Надоело мне слушать их болтовню, а, главное, не похоже было, чтобы Дата от Кажашки с деньгами ушел. Ворвался я в эту чертову нору и — в ноги ростовщику несколько зарядов.
— Раскошеливайся, сука шелудивая, а не то вмиг околеешь! Пошевеливайся, гад!
Дети, как кузнечики, попрыгали на отцовский топчан, и ну голосить, окаянные. Свинья с перепугу ткнулась рылом в плетеную дверь. Рыло-то просунула, а дальше ярмо не пускает. Ни туда ни сюда, мечется, визжит, как перед убоем. На чердаке куры квохчут, о крышу бьются. Вся лачуга ходуном ходит. Сейчас, думаю, рухнет — минуты терять нельзя. Рукоятью маузера саданул ростовщику в ребра, в харю двинул — он встать и соизволил. Отодвинул сундук, под сундуком вижу, дверца не дверца, заслонка не заслонка, что-то железное, он и ее отодвинул, лег на пол, свесился по пояс в подвал. Торчат у меня под носом Кажашкина задница да короткие толстые ноги.

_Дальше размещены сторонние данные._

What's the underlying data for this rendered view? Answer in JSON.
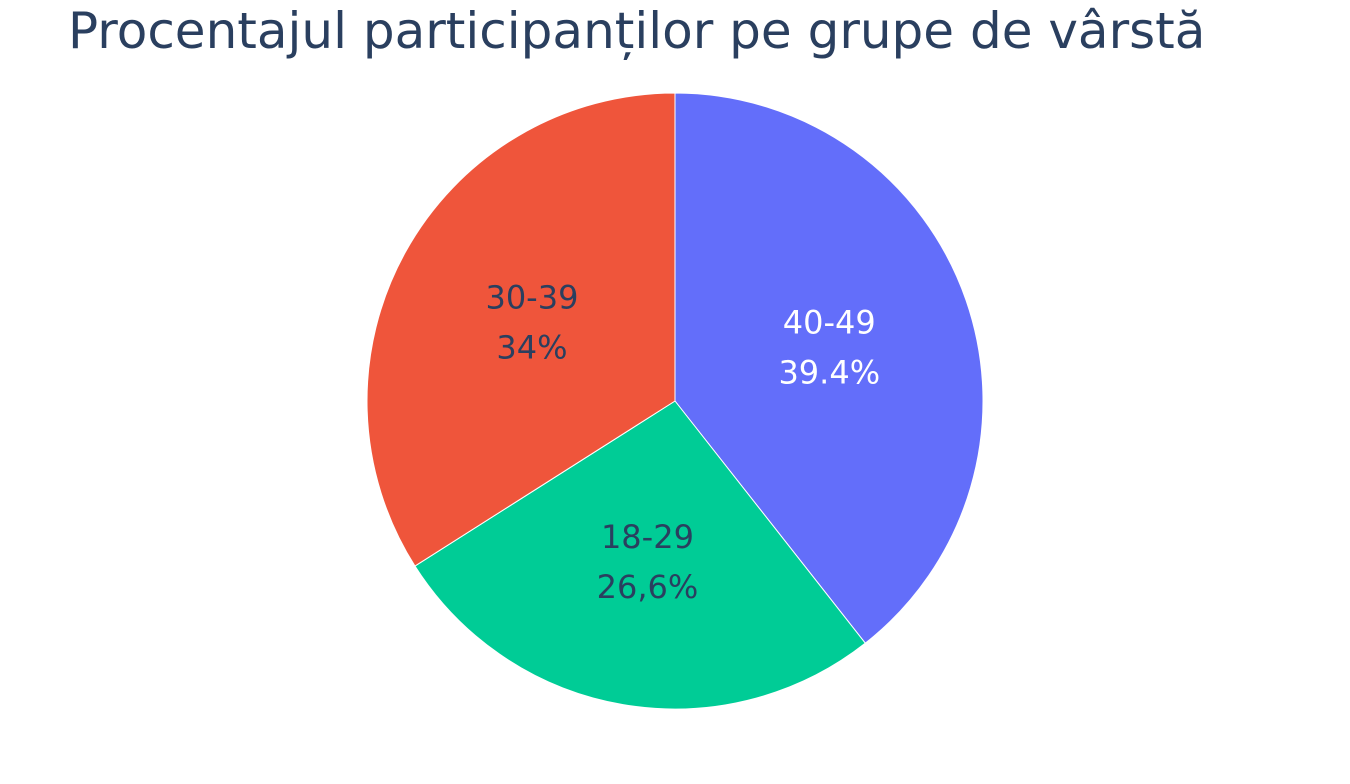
{
  "chart_data": {
    "type": "pie",
    "title": "Procentajul participanților pe grupe de vârstă",
    "slices": [
      {
        "label": "40-49",
        "value": 39.4,
        "value_text": "39.4%",
        "color": "#636efa",
        "text_color": "#ffffff"
      },
      {
        "label": "18-29",
        "value": 26.6,
        "value_text": "26,6%",
        "color": "#00cc96",
        "text_color": "#2a3f5f"
      },
      {
        "label": "30-39",
        "value": 34.0,
        "value_text": "34%",
        "color": "#ef553b",
        "text_color": "#2a3f5f"
      }
    ],
    "start": "12 o'clock",
    "direction": "clockwise",
    "legend": "none"
  }
}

— Быстрей, — кричу, — быстрей, Кажашка, подлец! — а сам пинком его, пинком.
Поглядел я на Дату, а его как пыльным мешком ударили, стоит бледный, подбородок дрожит, от детей глаз отвести не может, а они надрываются. Сбились на топчане, как волчата, и воют, того и гляди кинутся и загрызут. Спасибо, вид у маузера что надо, не очень-то покидаешься, а то бы загрызли, ей-богу! Ростовщик в яму свесился и как сдох: и дальше ни на вершок, и обратно не вылазит. Чуда ждет. Дернул я его за ногу.
— Вылезай, тащи, что велено! Как цыпленка разорву!

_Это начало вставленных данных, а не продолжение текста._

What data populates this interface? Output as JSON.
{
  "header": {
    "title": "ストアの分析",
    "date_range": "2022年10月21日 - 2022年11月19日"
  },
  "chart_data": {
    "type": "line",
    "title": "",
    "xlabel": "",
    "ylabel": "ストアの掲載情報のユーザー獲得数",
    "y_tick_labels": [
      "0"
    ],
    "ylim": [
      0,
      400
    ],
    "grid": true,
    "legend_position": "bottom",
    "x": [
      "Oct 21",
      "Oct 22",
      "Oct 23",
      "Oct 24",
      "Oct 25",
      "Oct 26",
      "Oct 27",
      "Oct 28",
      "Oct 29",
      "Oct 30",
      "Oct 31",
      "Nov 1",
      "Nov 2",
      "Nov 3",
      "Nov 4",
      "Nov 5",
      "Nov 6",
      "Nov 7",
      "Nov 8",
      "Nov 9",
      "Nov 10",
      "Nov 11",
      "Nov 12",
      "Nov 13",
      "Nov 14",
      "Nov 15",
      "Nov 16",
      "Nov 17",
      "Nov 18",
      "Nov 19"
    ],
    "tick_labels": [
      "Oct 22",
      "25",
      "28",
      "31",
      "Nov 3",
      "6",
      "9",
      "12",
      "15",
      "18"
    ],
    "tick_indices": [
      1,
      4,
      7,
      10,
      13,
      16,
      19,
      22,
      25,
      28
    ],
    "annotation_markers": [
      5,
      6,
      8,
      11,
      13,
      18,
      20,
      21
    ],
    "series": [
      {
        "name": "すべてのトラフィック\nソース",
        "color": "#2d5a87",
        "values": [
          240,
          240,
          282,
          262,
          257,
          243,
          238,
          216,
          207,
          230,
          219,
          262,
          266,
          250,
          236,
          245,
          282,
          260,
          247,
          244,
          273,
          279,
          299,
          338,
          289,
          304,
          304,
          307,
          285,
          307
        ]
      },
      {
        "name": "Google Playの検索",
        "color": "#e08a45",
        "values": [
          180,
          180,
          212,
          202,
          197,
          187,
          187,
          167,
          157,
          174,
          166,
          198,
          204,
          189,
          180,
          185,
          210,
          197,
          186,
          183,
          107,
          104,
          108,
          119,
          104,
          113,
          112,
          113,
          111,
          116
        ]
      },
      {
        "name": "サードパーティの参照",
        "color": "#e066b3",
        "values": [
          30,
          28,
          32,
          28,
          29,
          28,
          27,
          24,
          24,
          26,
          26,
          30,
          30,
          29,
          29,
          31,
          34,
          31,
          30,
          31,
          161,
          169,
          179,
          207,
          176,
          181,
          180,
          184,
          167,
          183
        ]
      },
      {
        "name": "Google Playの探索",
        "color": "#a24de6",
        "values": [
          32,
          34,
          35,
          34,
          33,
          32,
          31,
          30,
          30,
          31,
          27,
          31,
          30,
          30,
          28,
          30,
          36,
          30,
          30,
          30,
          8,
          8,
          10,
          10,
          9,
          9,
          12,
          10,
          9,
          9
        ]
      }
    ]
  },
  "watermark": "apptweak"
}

Поднялся Кажа Булава — в лице ни кровинки. В руках — мешочек. Вырвал я мешочек — ничего, тяжеленький, не иначе, как золото!
— Нет моей Кваквы, — блеет эта тварь, — шиш бы вы у меня что взяли!

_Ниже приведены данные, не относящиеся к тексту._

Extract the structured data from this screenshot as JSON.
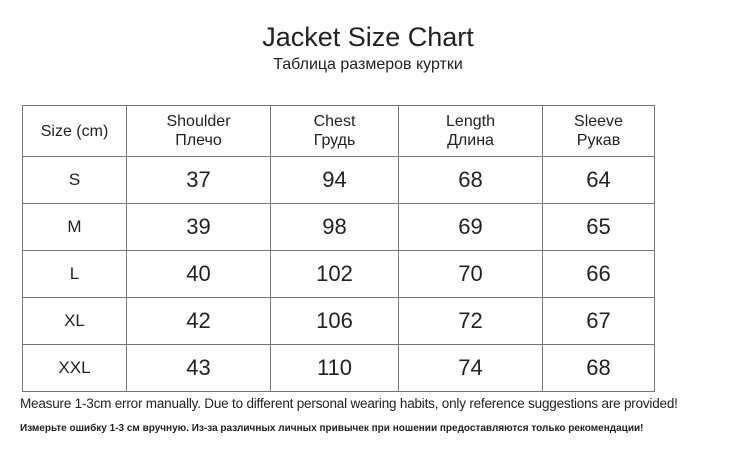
{
  "title": "Jacket Size Chart",
  "subtitle": "Таблица размеров куртки",
  "table": {
    "headers": [
      {
        "en": "Size (cm)",
        "ru": ""
      },
      {
        "en": "Shoulder",
        "ru": "Плечо"
      },
      {
        "en": "Chest",
        "ru": "Грудь"
      },
      {
        "en": "Length",
        "ru": "Длина"
      },
      {
        "en": "Sleeve",
        "ru": "Рукав"
      }
    ],
    "rows": [
      [
        "S",
        "37",
        "94",
        "68",
        "64"
      ],
      [
        "M",
        "39",
        "98",
        "69",
        "65"
      ],
      [
        "L",
        "40",
        "102",
        "70",
        "66"
      ],
      [
        "XL",
        "42",
        "106",
        "72",
        "67"
      ],
      [
        "XXL",
        "43",
        "110",
        "74",
        "68"
      ]
    ]
  },
  "notes": {
    "en": "Measure 1-3cm error manually. Due to different personal wearing habits, only reference suggestions are provided!",
    "ru": "Измерьте ошибку 1-3 см вручную. Из-за различных личных привычек при ношении предоставляются только рекомендации!"
  }
}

— Ищи свою Квакву под грушей, она там на цепи, не бойся, не убежит.
Дата как услышал это, еще бледнее стал, сгреб свою бурку и к двери, а в дверях свинья застряла, не выйдешь. Свинья крутится, амбар трясется. Туташхиа вышиб дверь ногой, свинья — во двор задом, Дата — следом.
— Сколько здесь?
— Пять… Но вам-то ведь три…
Я чуть со смеху не умер… Отмочил Кажашка напоследок!
Мешочек — за пазуху, а тут Кваква как завопит. Дата у нее кляп изо рта вытащил — это уж точно. Кваква волком завыла. Дети от материнского крика и вовсе ошалели. Надо было ноги уносить.
Добежал я до груши. Кваква орет — ушам больно. Дата с цепью возится, никак не развяжет. Луна светит себе. За забором какие-то тени мельтешат. Не понравилось мне все это.
— Брось ты ее, Дата! Найдется, кому суку с цепи спустить. Бежим!